Jaga Aset, PTPN XIII Teken Kesepakatan Dengan Kejaksaan Tinggi Kalbar

Kajati Kalbar (kiri) dan Dirut PTPN 13 (kanan)

Kajati Kalbar (kiri) dan Dirut PTPN 13 (kanan)

Direktur Utama PT. Perkebunan Nusantara XIII, Nurhidayat dan Kepala Kejaksaan Tinggi Kalimantan Barat, Warih Sadono, melakukan Penandatanganan Kesepakatan Bersama tentang Penanganan Masalah Hukum Bidang Perdata dan Tata Usaha Negara. Penandatanganan Kesepakatan ini dilakukan di Aula Utama Kantor Direksi PTPN XIII di Jalan Sultan Abdurahman, Pontianak, pada hari Selasa, (16/2/2016). Pada kesempatan yang sama juga dilakukan penandatanganan Kesepakatan antara Distrik Kalimantan Barat (DKB) I dan II dengan Kejaksaan Negeri Sintang, Sanggau dan Ngabang.

Hadir dalam acara tersebut, Nurhidayat, Direktur Utama PTPN XIII beserta jajaran Direksi PTPN XIII, Warih Sadono, Kajati Kalbar beserta jajarannya, Ramli Rama, Plt. General Manager DKB-I, Sutek P Mulih, General Manager DKB-II, Kepala Bagian, Manager Kebun/Unit Wilayah Kalimantan Barat.

Dalam sambutannya, Nurhidayat, Direktur Utama PTPN XIII, menyampaikan bahwa selama ini hubungan antara PTPN XIII dengan Kejaksaan Tinggi telah terjalin dengan baik terkait dalam penyelenggaraan usaha perkebunan. Penandatanganan Kesepakatan ini merupakan perpanjangan Kesepakatan sebelumnya yang telah habis masa berlakunya. Kesepatan ini diharapkan dapat membantu perusahaan dalam menyelamatkan serta mengamankan semua asset yang dikuasai oleh PTPN XIII dari pihak-pihak yang berusaha untuk mengambil alih asset.

“Kesepakatan ini sifatnya perpanjangan karena masa berlaku Kesepakatan telah berakhir dan dalam waktu dekat Kesepakatan yang sama dengan JAMDATUN juga akan berakhir dan diharapkan dapat diperpanjang. Asset perusahaan yang dikuasai PTPN XIII yang berada di remote area membutuhkan perhatian yang serius menjadi dasar pembuatan Kesepakatan ini. Kita juga berharap Kejaksaan Tinggi dapat memberikan bimbingan dalam hal Perusahaan akan mengambil keputusan bisnis yang mengandung risiko tinggi”, ujar Nurhidayat.

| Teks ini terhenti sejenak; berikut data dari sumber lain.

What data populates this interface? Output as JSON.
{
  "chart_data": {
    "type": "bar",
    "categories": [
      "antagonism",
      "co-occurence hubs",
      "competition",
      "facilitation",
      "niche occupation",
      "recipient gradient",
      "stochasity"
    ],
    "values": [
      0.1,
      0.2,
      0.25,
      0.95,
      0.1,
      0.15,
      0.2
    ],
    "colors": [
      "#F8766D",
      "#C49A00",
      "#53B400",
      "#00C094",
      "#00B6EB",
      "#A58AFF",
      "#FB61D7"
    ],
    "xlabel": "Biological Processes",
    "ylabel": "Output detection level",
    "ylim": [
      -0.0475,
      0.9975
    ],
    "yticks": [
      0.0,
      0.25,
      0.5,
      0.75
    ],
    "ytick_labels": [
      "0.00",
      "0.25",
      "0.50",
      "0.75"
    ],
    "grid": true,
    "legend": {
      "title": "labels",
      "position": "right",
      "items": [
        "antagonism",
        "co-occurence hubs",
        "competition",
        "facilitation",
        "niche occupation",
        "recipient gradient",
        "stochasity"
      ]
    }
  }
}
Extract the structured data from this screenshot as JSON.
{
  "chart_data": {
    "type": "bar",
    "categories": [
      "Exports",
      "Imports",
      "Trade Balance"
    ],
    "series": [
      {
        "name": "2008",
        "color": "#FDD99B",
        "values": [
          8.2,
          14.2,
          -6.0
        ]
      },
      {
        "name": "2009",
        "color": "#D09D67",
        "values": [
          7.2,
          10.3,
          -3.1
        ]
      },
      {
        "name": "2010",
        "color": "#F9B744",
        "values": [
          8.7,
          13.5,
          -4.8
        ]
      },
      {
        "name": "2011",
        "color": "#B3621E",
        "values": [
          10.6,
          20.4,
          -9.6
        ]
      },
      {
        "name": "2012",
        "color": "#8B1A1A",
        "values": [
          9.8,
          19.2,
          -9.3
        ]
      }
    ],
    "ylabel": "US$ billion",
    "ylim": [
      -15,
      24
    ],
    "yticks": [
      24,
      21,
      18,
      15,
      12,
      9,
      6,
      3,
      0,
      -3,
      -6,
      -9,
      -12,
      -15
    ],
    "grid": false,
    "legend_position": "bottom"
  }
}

Lebih lanjut, Nurhidayat, menyampaikan bahwa saat ini PTPN XIII bukan lagi BUMN tetapi sudah menjadi anak perusahaan dari PT Perkebunan Nusantara (PTPN) III (Persero) sebagi induk Holding BUMN Perkebunan dimana kepemilikan sahamnya 90 % oleh PTPN III (Persero) dan 10 % oleh Kementerian BUMN.

Pada kesempatan yang sama, Kajati Kalbar, Warih Sadono, mengatakan bahwa penandatanganan Kesepakatan ini merupakan kepercayaan PTPN XIII terhadap Kejaksaan Tinggi Kalimantan Barat. Oleh karena itu diminta kepada semua jajaran Kejaksaan Tinggi Kalbar, Kejaksaan Negeri Sintang, Kejaksaaan Negeri Sanggau dan Kejaksaan Negeri Ngabang untuk menjaga kepercayaan ini.

“sebagai Pengacara Negara, ketika terjadi kasus kasus hukum Perdata dan Tata Usaha Negara di PTPN XIII, pihak Kejaksaan wajib memberikan bantuan hukum. Kesepakatan ini juga bertujuan memberikan konsultasi dan pertimbangan hukum dan tindakan hukum lainnya kepada PTPN XIII oleh Kajati atau Kejari dalam rangka pengamanan dan penyelamatan asset serta permasalahan lainya dalam bidang perdata dan tata usaha negara yang di hadapi oleh PTPN XIII dalam menjalankan usahanya,” ujarnya.